PIB cresce 4,6% em 2021, recupera perdas da pandemia em 2020, mas guerra piora perspectiva para 2022
04, Mar. 2022
Economia cresceu 0,5% no quarto trimestre do ano passado
ante o terceiro
Por Daniela Amorim e Vinicius Neder,
Fonte: O Estado de S.Paulo
RIO- A economia do Brasil terminou 2021 confirmando a
recuperação completa das perdas registradas com a pandemia de covid-19 em 2020,
mas o ritmo lento da atividade no quarto trimestre e, agora, a guerra na
Ucrânia, lançam dúvidas sobre o desempenho deste ano, que pode passar de uma
esperada estagnação para uma retração. Com alta de 0,5% no quarto trimestre
ante o terceiro, o Produto Interno Bruto (PIB, a soma de todo o valor gerado na
economia) cresceu 4,6% no ano passado, ante queda de 3,9% em 2020, informou
nesta sexta-feira, 4, o Instituto Brasileiro de Geografia e Estatística (IBGE).
Na prática, após atingir o fundo do poço no segundo
trimestre de 2020, auge da pandemia, a economia se recuperou entre o terceiro
trimestre daquele ano e o primeiro de 2021. O desempenho dos três primeiros
meses garantiu o avanço do ano passado. Nas palavras da economista Alessandra
Ribeiro, sócia da Tendências Consultoria, após voltar ao nível pré-pandemia, a
economia “ficou de lado”.
O economista-chefe do banco Original, Marco Caruso,
descreveu o desempenho do biênio 2020 e 2021 como “um grande zero a zero”. “Os
4,6% (de crescimento em 2021) nos devolvem para níveis pré-pandemia e mostram o
quanto 2022 será um ano complicado”, disse o economista.
A recuperação do fim de 2020 a 2021 se deu de forma
heterogênea, assim como foi heterogênea a forma como a pandemia desorganizou a
economia, favorecendo alguns setores e prejudicando outros. Indústria e
agropecuária saíram na frente na retomada, enquanto o setor de serviços, que
responde por cerca de 70% da economia e é o mais afetado pelas restrições ao
contato social, demorou mais para pegar o ritmo.

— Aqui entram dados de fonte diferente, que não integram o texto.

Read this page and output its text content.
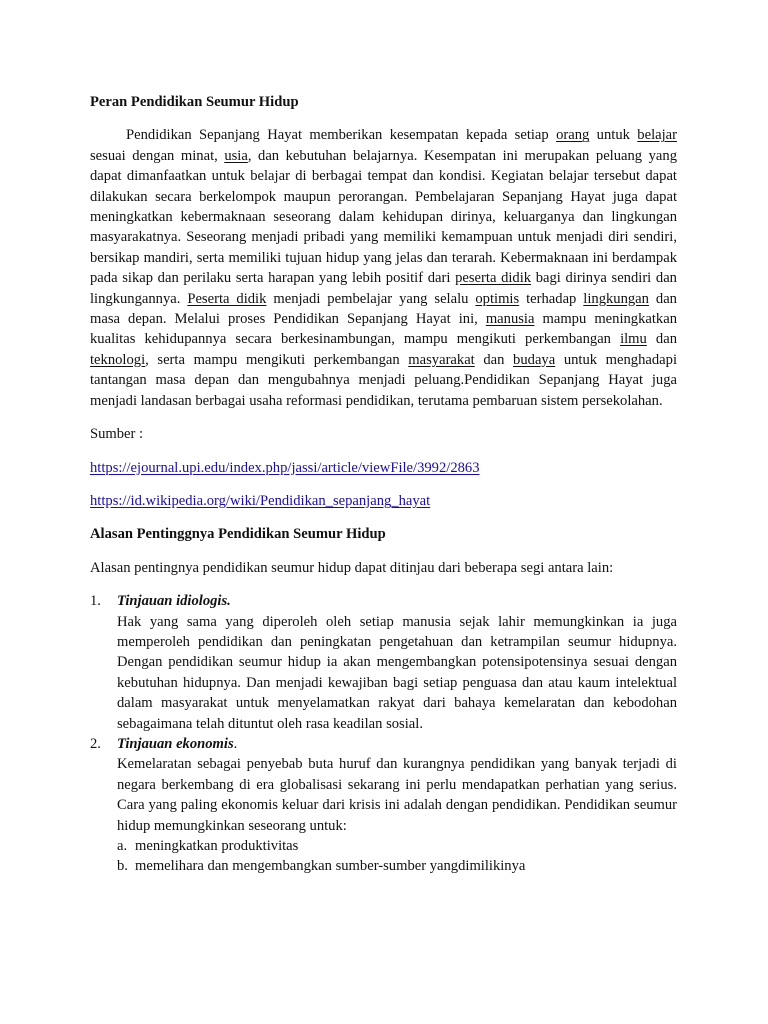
Peran Pendidikan Seumur Hidup

Pendidikan Sepanjang Hayat memberikan kesempatan kepada setiap orang untuk belajar sesuai dengan minat, usia, dan kebutuhan belajarnya. Kesempatan ini merupakan peluang yang dapat dimanfaatkan untuk belajar di berbagai tempat dan kondisi. Kegiatan belajar tersebut dapat dilakukan secara berkelompok maupun perorangan. Pembelajaran Sepanjang Hayat juga dapat meningkatkan kebermaknaan seseorang dalam kehidupan dirinya, keluarganya dan lingkungan masyarakatnya. Seseorang menjadi pribadi yang memiliki kemampuan untuk menjadi diri sendiri, bersikap mandiri, serta memiliki tujuan hidup yang jelas dan terarah. Kebermaknaan ini berdampak pada sikap dan perilaku serta harapan yang lebih positif dari peserta didik bagi dirinya sendiri dan lingkungannya. Peserta didik menjadi pembelajar yang selalu optimis terhadap lingkungan dan masa depan. Melalui proses Pendidikan Sepanjang Hayat ini, manusia mampu meningkatkan kualitas kehidupannya secara berkesinambungan, mampu mengikuti perkembangan ilmu dan teknologi, serta mampu mengikuti perkembangan masyarakat dan budaya untuk menghadapi tantangan masa depan dan mengubahnya menjadi peluang.Pendidikan Sepanjang Hayat juga menjadi landasan berbagai usaha reformasi pendidikan, terutama pembaruan sistem persekolahan.

Sumber :

https://ejournal.upi.edu/index.php/jassi/article/viewFile/3992/2863
https://id.wikipedia.org/wiki/Pendidikan_sepanjang_hayat
Alasan Pentinggnya Pendidikan Seumur Hidup

Alasan pentingnya pendidikan seumur hidup dapat ditinjau dari beberapa segi antara lain:

1. Tinjauan idiologis.
Hak yang sama yang diperoleh oleh setiap manusia sejak lahir memungkinkan ia juga memperoleh pendidikan dan peningkatan pengetahuan dan ketrampilan seumur hidupnya. Dengan pendidikan seumur hidup ia akan mengembangkan potensipotensinya sesuai dengan kebutuhan hidupnya. Dan menjadi kewajiban bagi setiap penguasa dan atau kaum intelektual dalam masyarakat untuk menyelamatkan rakyat dari bahaya kemelaratan dan kebodohan sebagaimana telah dituntut oleh rasa keadilan sosial.
2. Tinjauan ekonomis.
Kemelaratan sebagai penyebab buta huruf dan kurangnya pendidikan yang banyak terjadi di negara berkembang di era globalisasi sekarang ini perlu mendapatkan perhatian yang serius. Cara yang paling ekonomis keluar dari krisis ini adalah dengan pendidikan. Pendidikan seumur hidup memungkinkan seseorang untuk:
a. meningkatkan produktivitas
b. memelihara dan mengembangkan sumber-sumber yangdimilikinya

Só que o desempenho da indústria foi perdendo fôlego ao
longo dos trimestres, por causa da demanda pouco firme e do travamento das
cadeias globais de produção, que, desde 2020, vem causando escassez e
encarecimento de componentes – a falta de semicondutores para a fabricação de
automóveis é um dos ícones do problema. Já o crescimento dos serviços foi
ganhando ritmo à medida que o avanço da vacinação contra covid-19 foi permitindo
a volta ao “normal” de uma série de atividades, com o relaxamento de medidas de
restrição ao contato social.
Serviços,agropecuária e indústria
Por causa dessa heterogeneidade e dos ritmos distintos, no
quarto trimestre, os serviços cresceram 0,5% ante o terceiro trimestre,
enquanto a agropecuária avançou 5,8% e a indústria recuou 1,2%. No agregado de
2021, houve crescimento de 4,7% nos serviços e de 4,5% na indústria. Afetada
por problemas climáticos, com a estiagem e as geadas, a agropecuária encolheu
em 0,2% ante 2020.
A reabertura da economia ao longo de 2021 também permitiu
uma relativa melhora do mercado de trabalho, que já emprega número recorde de
pessoas, embora com salários mais baixos – a renda média do trabalho terminou o
ano passado no menor valor da série histórica do IBGE, iniciada em 2012.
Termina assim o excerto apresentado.